Posted in News on October 28, 2020
Pictured (L-R) are BMI songwriters Jerry Jeff Walker, Johnny Bush and Billy Joe Shaver.
Pictured (L-R) are BMI songwriters Jerry Jeff Walker, Johnny Bush and Billy Joe Shaver.

BMI is saddened by the passing of three Outlaw-Country pioneers, Billy Joe Shaver, Jerry Jeff Walker and Johnny Bush. Shaver was the writer of some of country music’s greatest songs, including “Honky Tonk Heroes,” “Georgia on a Fast Train,” “Old Five and Dimers Like Me,” and “Live Forever.” Along with unforgettable recordings of his songs by Kris Kristofferson, Johnny Cash, Elvis Presley and many other icons, Shaver was the scribe behind nine out of the 10 songs on Waylon Jennings’ legendary album, Honky Tonk Heroes. In 2014, on his final album, he released the duet “Hard to Be an Outlaw” with long-time friend Willie Nelson, who called him “the greatest living songwriter.”

Another mainstay of the Texas outlaw movement has been lost as well – singer/songwriter Jerry Jeff Walker, the writer behind the iconic song “Mr.
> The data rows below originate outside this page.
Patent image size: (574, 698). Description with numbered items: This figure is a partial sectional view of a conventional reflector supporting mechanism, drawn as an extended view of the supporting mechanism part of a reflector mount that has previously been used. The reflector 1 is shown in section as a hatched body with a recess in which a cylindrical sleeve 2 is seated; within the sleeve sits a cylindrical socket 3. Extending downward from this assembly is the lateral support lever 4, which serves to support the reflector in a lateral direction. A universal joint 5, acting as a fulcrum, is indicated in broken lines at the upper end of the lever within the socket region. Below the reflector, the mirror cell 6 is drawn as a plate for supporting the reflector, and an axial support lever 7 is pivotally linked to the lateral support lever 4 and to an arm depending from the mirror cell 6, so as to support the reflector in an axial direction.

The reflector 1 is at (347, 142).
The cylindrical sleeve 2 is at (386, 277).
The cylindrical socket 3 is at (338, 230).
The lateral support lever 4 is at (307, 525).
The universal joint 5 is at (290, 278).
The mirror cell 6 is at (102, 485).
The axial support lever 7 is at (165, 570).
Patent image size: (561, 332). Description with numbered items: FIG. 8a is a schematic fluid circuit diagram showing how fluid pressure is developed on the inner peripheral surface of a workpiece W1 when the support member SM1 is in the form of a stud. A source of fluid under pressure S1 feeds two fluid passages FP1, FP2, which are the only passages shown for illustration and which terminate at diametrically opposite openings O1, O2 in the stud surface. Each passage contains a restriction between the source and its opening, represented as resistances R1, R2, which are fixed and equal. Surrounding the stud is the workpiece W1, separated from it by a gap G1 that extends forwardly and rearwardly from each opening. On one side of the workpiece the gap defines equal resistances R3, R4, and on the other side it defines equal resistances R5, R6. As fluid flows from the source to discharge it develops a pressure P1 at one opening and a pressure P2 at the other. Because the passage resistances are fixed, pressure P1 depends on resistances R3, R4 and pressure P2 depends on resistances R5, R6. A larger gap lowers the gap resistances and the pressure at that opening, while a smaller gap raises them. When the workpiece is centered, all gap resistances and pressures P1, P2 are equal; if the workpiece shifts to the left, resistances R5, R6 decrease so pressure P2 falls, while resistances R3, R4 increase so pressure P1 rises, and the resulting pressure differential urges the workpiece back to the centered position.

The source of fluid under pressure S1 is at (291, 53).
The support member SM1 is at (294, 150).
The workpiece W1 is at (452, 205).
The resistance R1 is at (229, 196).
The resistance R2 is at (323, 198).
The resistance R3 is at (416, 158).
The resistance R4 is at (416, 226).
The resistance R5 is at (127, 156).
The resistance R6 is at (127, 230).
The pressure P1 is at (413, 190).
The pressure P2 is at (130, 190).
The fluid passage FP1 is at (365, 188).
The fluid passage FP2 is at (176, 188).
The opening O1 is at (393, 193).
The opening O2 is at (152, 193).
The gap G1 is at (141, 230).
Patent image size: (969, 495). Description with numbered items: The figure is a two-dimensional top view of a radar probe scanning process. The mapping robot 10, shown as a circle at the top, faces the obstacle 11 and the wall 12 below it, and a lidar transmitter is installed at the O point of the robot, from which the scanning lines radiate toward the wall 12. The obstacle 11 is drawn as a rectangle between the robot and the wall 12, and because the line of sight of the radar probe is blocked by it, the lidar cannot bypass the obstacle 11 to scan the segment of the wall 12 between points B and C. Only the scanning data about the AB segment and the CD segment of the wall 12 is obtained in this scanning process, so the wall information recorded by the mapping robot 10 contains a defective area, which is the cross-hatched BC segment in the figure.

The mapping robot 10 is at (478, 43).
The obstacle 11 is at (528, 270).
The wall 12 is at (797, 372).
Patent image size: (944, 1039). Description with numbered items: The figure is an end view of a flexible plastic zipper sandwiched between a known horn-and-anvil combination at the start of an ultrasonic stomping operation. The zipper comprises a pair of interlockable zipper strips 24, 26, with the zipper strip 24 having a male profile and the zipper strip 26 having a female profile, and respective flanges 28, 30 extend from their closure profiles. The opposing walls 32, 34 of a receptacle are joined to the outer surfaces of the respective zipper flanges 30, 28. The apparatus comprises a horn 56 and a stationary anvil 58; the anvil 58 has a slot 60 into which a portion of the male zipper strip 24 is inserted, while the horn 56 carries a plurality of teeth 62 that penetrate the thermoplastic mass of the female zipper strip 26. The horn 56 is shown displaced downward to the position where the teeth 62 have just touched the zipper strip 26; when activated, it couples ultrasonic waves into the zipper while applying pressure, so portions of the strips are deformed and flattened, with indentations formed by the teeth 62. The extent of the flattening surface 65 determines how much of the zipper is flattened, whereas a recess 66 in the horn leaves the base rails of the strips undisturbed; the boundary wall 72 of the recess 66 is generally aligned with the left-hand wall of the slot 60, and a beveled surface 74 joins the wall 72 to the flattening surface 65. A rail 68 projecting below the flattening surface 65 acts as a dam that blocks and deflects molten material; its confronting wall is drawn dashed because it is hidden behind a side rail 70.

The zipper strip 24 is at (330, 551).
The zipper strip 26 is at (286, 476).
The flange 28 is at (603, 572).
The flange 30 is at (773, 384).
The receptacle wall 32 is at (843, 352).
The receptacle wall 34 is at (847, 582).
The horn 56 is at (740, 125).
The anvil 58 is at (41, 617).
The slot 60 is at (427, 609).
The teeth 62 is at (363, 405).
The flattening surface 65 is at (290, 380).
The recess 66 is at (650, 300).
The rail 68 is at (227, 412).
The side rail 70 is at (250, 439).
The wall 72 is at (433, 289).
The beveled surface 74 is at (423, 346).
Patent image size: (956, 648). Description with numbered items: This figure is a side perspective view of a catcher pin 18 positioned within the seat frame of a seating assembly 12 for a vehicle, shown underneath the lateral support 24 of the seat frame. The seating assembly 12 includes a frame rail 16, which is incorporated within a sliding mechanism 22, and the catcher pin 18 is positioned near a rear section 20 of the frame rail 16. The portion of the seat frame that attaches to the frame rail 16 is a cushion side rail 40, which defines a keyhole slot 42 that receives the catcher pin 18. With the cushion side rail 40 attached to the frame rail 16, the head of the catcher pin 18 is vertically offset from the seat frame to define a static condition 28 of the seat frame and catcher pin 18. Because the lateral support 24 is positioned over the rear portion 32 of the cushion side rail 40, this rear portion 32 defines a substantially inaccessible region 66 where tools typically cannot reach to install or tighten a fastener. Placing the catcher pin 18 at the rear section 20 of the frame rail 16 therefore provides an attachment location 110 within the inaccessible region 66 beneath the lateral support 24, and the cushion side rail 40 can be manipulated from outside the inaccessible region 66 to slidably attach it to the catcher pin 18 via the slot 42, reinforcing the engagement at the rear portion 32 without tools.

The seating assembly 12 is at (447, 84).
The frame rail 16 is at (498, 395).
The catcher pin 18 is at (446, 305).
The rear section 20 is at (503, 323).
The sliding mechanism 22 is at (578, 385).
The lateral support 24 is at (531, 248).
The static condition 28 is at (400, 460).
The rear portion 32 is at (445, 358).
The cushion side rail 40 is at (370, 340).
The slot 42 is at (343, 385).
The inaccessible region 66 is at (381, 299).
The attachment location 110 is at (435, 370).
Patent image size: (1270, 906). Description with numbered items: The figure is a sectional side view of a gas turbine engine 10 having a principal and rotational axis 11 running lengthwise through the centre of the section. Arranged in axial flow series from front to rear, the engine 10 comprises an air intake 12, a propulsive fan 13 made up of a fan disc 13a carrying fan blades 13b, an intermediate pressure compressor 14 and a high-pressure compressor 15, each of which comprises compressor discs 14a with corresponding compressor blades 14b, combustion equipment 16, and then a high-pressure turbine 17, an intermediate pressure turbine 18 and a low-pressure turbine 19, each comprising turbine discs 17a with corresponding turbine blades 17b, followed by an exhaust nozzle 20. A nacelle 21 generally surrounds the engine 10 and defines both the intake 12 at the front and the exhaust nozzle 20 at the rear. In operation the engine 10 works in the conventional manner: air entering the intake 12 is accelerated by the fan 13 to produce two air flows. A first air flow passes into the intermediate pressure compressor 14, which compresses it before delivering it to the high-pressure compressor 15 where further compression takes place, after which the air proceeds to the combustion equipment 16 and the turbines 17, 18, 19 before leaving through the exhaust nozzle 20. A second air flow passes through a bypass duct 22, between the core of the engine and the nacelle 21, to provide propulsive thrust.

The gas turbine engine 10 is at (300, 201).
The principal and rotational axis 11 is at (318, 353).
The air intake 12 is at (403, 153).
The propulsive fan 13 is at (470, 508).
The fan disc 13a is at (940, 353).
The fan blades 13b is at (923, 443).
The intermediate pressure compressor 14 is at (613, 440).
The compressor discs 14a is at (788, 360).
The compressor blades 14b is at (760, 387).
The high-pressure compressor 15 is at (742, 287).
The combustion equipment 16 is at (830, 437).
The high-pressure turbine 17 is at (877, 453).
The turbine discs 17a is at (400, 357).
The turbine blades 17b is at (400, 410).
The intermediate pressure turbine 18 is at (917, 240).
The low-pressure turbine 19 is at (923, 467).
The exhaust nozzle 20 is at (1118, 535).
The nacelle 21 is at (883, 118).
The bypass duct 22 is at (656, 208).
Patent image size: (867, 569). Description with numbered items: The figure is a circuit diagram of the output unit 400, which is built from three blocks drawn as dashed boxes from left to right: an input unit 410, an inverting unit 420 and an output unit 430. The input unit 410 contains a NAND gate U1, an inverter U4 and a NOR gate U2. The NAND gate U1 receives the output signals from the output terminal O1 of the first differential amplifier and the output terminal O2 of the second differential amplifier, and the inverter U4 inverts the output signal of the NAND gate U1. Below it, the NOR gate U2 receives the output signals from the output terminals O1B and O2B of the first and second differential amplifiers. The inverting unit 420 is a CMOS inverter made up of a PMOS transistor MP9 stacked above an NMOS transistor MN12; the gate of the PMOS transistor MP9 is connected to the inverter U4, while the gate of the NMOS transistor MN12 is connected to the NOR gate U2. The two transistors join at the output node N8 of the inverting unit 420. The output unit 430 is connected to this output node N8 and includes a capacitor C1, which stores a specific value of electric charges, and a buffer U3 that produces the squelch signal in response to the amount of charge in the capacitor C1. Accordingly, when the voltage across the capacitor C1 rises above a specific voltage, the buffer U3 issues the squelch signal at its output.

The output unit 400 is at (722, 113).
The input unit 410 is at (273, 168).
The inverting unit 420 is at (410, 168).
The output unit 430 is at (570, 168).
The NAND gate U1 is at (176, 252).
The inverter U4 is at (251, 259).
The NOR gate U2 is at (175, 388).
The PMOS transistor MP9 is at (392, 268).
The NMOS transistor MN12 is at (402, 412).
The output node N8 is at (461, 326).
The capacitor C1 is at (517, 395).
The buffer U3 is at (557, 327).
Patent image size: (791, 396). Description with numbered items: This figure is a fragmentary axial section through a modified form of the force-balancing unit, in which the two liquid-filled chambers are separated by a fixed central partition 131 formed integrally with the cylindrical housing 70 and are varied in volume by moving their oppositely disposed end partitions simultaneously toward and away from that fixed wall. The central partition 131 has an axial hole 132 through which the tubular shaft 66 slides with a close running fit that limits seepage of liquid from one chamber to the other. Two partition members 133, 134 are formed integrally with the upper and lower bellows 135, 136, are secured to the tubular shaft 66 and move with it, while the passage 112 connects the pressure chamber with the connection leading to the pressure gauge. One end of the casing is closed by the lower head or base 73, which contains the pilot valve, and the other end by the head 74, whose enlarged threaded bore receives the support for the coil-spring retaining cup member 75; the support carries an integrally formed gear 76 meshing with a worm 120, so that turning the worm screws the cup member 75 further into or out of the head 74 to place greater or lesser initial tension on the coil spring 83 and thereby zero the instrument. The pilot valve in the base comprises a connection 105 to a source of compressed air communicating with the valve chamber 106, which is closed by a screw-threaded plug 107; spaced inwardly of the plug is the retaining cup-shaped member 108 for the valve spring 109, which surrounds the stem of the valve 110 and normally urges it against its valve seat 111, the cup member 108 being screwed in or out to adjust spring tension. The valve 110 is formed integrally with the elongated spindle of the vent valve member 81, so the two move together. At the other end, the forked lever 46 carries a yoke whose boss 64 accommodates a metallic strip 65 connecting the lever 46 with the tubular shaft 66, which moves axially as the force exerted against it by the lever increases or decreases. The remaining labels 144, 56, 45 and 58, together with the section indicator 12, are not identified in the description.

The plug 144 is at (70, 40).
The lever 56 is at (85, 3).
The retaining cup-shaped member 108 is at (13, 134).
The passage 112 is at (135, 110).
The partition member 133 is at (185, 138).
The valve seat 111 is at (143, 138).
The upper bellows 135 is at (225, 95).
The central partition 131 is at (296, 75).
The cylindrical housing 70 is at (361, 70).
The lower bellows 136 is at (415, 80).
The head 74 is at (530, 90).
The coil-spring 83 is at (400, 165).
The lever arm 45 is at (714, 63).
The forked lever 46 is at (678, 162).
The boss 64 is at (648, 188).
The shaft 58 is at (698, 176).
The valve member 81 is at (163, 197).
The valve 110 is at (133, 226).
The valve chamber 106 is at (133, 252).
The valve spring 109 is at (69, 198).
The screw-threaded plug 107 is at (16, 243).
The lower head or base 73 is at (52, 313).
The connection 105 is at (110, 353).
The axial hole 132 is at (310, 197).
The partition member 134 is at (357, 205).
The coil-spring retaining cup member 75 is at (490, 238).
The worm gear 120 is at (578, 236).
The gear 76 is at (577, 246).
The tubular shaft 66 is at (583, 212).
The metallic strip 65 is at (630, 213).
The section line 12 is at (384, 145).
Bojangles.” The waltzing ballad, which is about an old street dancer Walker met in a New Orleans drunk tank, was first recorded by Walker in 1968, but catapulted into the pop Top 10 in 1971 with the Nitty Gritty Dirt Band. Soon becoming an indelible staple in music history, dozens of covers followed by other legendary songwriters, including among them, Neil Diamond and Bob Dylan.

As a singer, Walker also gave voice to a number of definitive Texas outlaw recordings, including the brawling anthem “Up Against the Wall, Redneck Mother,” while his “London Homesick Blues” later became the theme song of Austin City Limits.

Johnny Bush, whose rowdy “Whiskey River” became a signature song for Willie Nelson, has also passed. Bush, who earned the nickname “the Caruso of country,” for his distinctive, vibrato-heavy tenor was also a drummer, guitarist and fiddler. In addition to having written such an iconic tune for Nelson, he recorded a string of country covers including “I’ll Be There,” “You Gave Me a Mountain,” “Undo the Right” and “What a Way to Live.”

Shaver, Walker and Bush will be remembered by their BMI family for all they contributed to the Texas music scene, Nashville, and country music overall.